Poi ne La tregua, Levi racconta la nostalgia come “una sofferenza fragile e gentile, essenzialmente diversa, più infima, più umana delle altre pene che avevamo sostenuto fino a quel tempo: percosse, freddo, fame, terrore, destituzione, malattia. E’ un dolore limpido e pulito, ma urgente; pervade tutti i minuti della giornata, non concede altri pensieri, e spinge alle evasioni”. E la voglia di raccontare, il veleno di Auschwitz dentro le vene, quei versi memorabili: “Sognavamo nelle notti feroci/ Sogni densi e violenti/ Sognati con anima e corpo/Tornare; mangiare; raccontare”. In quei tre verbi è riassunta non solo la speranza di chi è internato nei campi (non solo nazisti) ma anche di ogni agognato ritorno: il cammino a ritroso è spinto dalla fame originaria del cibo di casa, le pietanze della madre nell’infanzia, il pane condiviso coi famigliari e i commensali (compagni da cum-panis, non in senso politico). E raccontare, perché solo dicendo, condividendo, è possibile sgravarsi da quell’immane peso. Levi parlava di ritorno, non di esodo, parla di casa e d’Italia non di terra promessa.

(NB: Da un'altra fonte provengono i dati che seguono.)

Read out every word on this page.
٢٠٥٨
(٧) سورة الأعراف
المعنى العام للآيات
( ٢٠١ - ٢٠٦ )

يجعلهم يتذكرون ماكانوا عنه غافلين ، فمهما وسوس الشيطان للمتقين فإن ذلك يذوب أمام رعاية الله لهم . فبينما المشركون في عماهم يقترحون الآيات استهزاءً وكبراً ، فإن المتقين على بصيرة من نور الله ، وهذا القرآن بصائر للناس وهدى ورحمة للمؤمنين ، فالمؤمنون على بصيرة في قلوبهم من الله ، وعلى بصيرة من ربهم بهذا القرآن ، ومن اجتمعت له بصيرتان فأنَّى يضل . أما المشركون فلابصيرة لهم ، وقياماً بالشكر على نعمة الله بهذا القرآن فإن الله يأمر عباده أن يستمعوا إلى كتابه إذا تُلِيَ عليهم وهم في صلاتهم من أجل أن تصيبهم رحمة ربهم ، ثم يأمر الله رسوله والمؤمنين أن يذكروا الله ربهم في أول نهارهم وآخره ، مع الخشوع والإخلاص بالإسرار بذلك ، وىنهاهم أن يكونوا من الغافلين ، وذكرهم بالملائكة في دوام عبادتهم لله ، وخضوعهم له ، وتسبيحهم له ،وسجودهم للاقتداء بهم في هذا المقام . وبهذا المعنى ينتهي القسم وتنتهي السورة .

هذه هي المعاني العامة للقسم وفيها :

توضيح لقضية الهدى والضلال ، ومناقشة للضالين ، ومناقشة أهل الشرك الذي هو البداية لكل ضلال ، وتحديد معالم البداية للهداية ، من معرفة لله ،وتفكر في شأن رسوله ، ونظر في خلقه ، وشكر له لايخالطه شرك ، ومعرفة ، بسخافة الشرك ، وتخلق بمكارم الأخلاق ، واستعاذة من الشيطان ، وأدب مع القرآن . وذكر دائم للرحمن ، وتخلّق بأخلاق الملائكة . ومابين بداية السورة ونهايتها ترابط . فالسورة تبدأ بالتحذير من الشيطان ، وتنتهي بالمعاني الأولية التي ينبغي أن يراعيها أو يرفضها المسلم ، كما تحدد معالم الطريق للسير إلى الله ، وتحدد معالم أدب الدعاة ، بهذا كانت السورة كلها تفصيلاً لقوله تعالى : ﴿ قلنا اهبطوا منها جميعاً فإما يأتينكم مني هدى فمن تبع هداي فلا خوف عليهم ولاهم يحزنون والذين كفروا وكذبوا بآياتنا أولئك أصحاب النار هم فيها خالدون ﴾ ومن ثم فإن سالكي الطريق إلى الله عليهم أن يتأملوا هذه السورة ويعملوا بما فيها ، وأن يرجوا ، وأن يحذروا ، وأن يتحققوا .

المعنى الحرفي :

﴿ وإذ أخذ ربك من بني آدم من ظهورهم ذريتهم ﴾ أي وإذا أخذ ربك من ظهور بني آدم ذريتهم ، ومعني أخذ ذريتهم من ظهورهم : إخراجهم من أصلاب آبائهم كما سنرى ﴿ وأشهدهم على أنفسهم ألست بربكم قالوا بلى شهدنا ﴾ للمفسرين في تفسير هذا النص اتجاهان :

Levi era stato balilla e avanguardista, proveniva da una famiglia blandamente fascista, suo padre indossava la camicia nera; poi arrivò la feroce demenza delle leggi razziali e lui diventò antifascista. Giustamente. Il suo capolavoro, Se questo è un uomo, dapprima rifiutato da Einaudi, fu pubblicato dall’editore de Silva. È il canto dolente di ogni uomo di ogni tempo, terra e razza. E racconta il male patito da ogni uomo che abbia sofferto un’analoga deportazione, mortificazione e rischio di eliminazione finale. Se parla all’umanità intera non può che raccontare il male universale e non uno, esclusivo, unico, assoluto. Sconfiggere il razzismo significa rispettare non solo l’uguaglianza dei diritti ma anche le differenze. Gli ebrei non sono stirpe eletta né maledetta. Sono persone come noi, a volte migliori, a volte peggiori di noi.